What is the most standard way to put data in batch?

tcsn_wty · June 9, 2020, 1:29pm

I’m doing NLP projects, mostly using RNN, LSTM and BERT. I’ve never systematically learned PyTorch, and have seen many ways of putting data into torch tensors before passing to neural network. However, it seems that different ways sometimes can also influence the training process. I would like to know if anyone happen to know a most standard way to do so.

Say I’m doing text classification. Here’s the two ways I’ve tried that both worked for some projects.

First way:

from sklearn.model_selection import train_test_split

# Use 90% for training and 10% for validation.
# x is my input (numpy.ndarray), y is my label (numpy.ndarray).
x_train, x_test, y_train, y_test = train_test_split(x, y, random_state=42, test_size=0.9)

# Convert all inputs and labels into torch tensors, the required datatype for our model.
x_train = torch.tensor(x_train)
x_test = torch.tensor(x_test)
y_train = torch.tensor(y_train)
y_test = torch.tensor(y_test)

from torch.utils.data import DataLoader, TensorDataset

batch_size = 32

# Create the DataLoader for our training set.
train_data = TensorDataset(train_inputs, train_labels)
train_dataloader = DataLoader(train_data, batch_size=batch_size)

# Create the DataLoader for our validation set.
validation_data = TensorDataset(validation_inputs, validation_labels)
validation_dataloader = DataLoader(validation_data, batch_size=batch_size)

Then during training we’ll do

for step, batch in enumerate(train_dataloader):
        inputs = batch[0].cuda()
        labels = batch[1].cuda()

The other way I’ve used is:

from torch.utils.data import DataLoader, TensorDataset

# create tensor dataset
train_data = TensorDataset(torch.from_numpy(train_x), torch.from_numpy(train_y))
test_data = TensorDataset(torch.from_numpy(test_x), torch.from_numpy(test_y))

batch_size = 32

# shuffle data
train_loader = DataLoader(train_data, shuffle=True, batch_size=batch_size, drop_last=True)
test_loader = DataLoader(test_data, shuffle=True, batch_size=batch_size, drop_last=True)

for inputs, labels in train_loader:

I wonder if there is an document claiming a standard way to do such thing in PyTorch. More specifically, is there a standard way to make my input (say, list of embedded sentences) into batches and also acceptable by PyTorch neural network?
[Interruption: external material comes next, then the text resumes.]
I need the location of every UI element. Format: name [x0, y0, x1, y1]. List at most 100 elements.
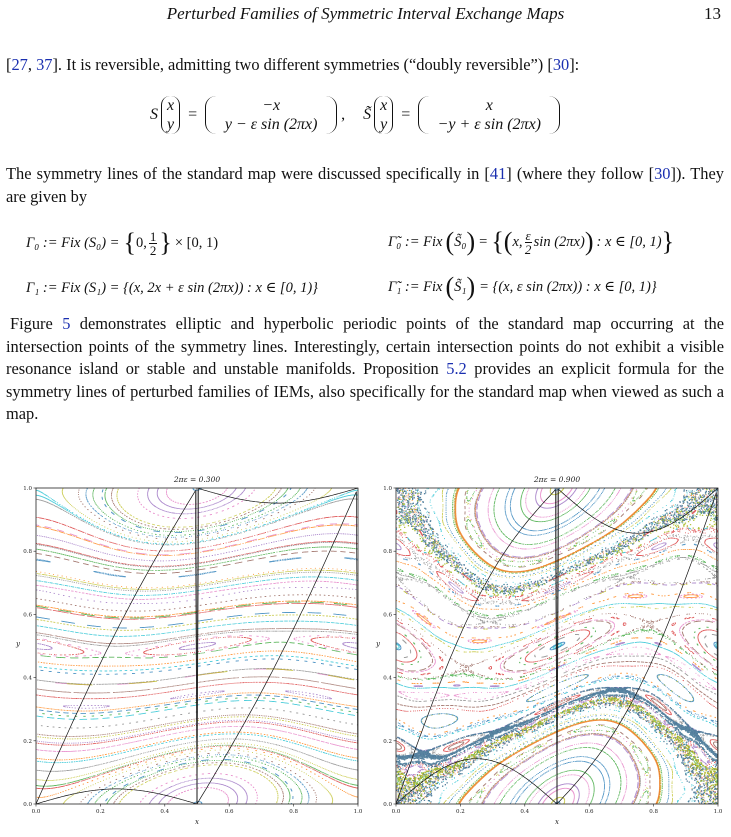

ptrblck · June 10, 2020, 7:38am

I don’t know exactly what difference you would like to highlight.
In the first approach train_inputs and train_labels seem to be undefined (as well as validation_x), so I assume you would like to use x_train etc.?
Also, the DataLoader loop is different, since you are unpacking the values in the first approach inside the loop (but that doesn’t matter and is just different coding style).

Are these the differences or what would you like to discuss?